Sign up with your email address to be the first to know about new products, VIP offers, blog features & more.

807426 “Protest Brand” olur mu?

İstanbul Büyükşehir Belediye Başkanlığı için 23 Haziran 2019 da yenilenen seçimlerde ortaya çıkan 807426 oyluk fark bir “Protest Brand” olur mu? Blog yazımda bunu sorguluyorum.

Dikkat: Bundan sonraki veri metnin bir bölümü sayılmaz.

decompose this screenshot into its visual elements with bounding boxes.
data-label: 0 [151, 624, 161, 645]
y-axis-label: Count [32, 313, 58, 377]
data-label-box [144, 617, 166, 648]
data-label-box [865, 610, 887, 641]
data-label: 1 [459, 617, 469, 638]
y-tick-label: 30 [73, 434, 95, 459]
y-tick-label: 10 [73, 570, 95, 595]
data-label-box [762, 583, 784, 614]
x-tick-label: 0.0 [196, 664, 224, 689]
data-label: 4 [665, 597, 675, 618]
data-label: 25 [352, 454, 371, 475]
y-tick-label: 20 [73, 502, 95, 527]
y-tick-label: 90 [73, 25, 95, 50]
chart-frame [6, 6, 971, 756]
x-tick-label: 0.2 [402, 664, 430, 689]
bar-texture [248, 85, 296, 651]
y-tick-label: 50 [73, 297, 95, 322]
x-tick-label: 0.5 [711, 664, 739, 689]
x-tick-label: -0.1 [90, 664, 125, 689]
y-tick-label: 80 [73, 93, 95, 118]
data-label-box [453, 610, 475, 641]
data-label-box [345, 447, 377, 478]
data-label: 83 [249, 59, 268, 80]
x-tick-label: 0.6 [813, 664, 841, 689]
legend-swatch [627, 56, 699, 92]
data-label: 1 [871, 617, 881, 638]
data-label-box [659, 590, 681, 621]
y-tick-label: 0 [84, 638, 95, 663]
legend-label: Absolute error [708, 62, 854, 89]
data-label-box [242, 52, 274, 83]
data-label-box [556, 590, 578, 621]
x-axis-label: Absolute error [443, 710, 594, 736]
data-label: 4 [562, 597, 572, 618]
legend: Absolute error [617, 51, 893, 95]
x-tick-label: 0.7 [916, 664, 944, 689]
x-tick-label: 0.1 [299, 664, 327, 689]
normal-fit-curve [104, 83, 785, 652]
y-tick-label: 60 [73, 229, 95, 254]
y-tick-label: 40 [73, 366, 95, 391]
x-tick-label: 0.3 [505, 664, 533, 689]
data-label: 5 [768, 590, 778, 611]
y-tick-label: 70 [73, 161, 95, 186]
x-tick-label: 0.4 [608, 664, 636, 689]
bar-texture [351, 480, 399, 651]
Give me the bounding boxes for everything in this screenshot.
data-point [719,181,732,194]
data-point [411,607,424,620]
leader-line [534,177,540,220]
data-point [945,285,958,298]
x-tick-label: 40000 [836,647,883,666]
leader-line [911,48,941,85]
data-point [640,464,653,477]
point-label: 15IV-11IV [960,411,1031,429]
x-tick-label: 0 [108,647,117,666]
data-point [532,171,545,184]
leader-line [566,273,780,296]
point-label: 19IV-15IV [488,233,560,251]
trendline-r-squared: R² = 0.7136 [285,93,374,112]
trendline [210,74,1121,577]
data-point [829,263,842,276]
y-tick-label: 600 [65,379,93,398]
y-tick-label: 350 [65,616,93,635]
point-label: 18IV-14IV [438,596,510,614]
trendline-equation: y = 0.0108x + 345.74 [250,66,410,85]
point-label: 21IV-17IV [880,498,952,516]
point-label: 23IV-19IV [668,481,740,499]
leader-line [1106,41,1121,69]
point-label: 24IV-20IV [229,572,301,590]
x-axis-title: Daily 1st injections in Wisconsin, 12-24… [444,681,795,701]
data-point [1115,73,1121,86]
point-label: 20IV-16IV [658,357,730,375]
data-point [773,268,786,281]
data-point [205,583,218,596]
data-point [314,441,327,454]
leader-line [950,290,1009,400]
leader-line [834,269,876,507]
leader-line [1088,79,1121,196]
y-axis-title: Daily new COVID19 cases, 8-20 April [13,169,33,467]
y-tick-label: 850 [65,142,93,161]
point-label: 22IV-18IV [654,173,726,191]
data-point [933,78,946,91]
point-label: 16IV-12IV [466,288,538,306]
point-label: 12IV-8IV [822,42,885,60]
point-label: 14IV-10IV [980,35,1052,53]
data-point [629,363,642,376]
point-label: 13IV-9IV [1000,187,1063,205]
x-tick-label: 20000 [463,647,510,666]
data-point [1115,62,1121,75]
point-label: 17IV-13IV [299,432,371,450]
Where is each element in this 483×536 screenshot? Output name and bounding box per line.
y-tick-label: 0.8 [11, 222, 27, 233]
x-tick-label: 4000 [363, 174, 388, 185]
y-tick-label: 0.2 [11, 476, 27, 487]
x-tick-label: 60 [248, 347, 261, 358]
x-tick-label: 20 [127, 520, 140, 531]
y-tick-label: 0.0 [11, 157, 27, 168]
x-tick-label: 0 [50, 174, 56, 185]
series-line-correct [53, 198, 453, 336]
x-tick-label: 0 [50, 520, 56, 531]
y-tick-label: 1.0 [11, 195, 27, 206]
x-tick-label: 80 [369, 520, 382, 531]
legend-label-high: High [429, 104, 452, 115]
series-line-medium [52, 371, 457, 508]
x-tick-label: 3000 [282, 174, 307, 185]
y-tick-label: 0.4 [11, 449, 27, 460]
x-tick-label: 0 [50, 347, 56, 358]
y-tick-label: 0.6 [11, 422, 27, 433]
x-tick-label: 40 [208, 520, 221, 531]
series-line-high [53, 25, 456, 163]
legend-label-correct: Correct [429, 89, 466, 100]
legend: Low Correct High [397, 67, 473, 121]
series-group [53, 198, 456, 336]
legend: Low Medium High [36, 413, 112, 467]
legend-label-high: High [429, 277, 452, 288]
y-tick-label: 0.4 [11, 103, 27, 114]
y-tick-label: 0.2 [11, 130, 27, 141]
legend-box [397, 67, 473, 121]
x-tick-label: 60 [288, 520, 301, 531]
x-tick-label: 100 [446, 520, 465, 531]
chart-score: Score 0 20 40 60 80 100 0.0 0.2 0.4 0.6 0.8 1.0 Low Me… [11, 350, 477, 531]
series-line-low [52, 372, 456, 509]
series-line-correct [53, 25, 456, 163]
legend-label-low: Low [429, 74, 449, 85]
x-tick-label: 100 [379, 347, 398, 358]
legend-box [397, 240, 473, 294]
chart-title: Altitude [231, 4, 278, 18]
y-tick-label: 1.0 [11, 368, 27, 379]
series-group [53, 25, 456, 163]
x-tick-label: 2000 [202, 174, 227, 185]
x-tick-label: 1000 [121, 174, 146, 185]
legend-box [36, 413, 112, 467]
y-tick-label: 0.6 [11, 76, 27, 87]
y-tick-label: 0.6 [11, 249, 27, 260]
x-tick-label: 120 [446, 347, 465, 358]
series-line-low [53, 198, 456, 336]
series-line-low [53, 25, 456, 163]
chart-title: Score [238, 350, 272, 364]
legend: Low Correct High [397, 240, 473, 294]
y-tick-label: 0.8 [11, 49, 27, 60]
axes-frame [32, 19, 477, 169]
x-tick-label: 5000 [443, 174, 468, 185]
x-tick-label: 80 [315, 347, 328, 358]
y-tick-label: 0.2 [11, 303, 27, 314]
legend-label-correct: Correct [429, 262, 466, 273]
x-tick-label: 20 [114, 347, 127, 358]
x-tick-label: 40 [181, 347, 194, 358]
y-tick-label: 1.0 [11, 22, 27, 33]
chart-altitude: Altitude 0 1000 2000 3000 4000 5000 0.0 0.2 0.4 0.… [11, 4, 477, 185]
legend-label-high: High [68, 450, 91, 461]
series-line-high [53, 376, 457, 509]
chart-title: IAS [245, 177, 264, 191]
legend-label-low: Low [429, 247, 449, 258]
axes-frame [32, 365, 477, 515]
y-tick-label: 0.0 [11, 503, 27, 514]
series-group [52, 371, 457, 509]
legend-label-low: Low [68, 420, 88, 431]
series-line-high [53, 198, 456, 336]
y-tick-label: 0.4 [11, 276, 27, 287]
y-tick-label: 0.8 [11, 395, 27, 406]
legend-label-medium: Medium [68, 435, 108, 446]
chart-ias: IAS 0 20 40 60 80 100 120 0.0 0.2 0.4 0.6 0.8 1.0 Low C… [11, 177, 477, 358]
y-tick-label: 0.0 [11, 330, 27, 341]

Bizim iletişim mesleğindeki alt disiplinlerden biri literatürde “gündem yönetimi” (Issue Management) olarak yer alır. Özü itibariyle güncel bir konunun kamuoyu tarafından gündeme getirilmesi ve yetkililerin (Özellikle kamu otoritelerinin) bu güncel konuya dikkatlerinin çekilmesi şeklindedir. Dolayısıyla, kamuoyu, o güncel konu ile ilgili “çözüm beklentilerini” kullanabilecekleri her türlü “mecrada” dillendirirler. Bu mecralar günümüzün en yaygın alanı olan sosyal medya ortamları olabileceği gibi, paralı gazete, dergi ilanlarına da başvurmanın aralarında olduğu “her şey” olabilir. Gündem oluşturma sokaklara, parklara, meydanlara da taşabilir, günlerce, haftalarca, aylarca, hatta yıllarca sürebilir. “Gündem” her ne ise ve çözüm beklentileri “her nasıl olacaksa” bir birini o güne kadar hiç görmemiş, rastlaşmamış; din, dil, cinsiyet, ırk ayrımı gözetilmeden insanlar bu gündem etrafında buluşurlar  ve “sert, keskin, inatçı, ödün vermez gereğinde ölümü bile göze alan” bir dayanışmanın etrafında “yumak” olabilirler.

Bu tür tepkiler tarih boyunca yönetenlerle, yönetilenler arasında hep var olmuştur ve olmaya da devam edecektir.

Hak, hukuk, adalet, insan hakları,

Sıcak savaşlara tepkiler,

Silah ve savunma sanayinin arkasında dönen dolaplar,

Petro-dolarlar uğruna ülkelerin haritalardan silinmesi,

Çevre duyarlılığı, küresel ısınma ve iklim değişikliği,

Gelir dağılımındaki uçurum farklılıklar,

Çocuk hakları  ve istismarı,

Kadınlara cinsel taciz,

Rüşvet, yolsuzluk, dolandırıcılık ve kayırmacılık olayları,

Kişisel hırs, açgözlülük

gibi konu başlıkları sözünü ettiğimiz “gündem yönetimi” meselesinin sık sık karşımıza çıkan, ve bir çoğunda da kendimizi içinde bulduğumuz gelişmeler olarak değerlendirilebilir.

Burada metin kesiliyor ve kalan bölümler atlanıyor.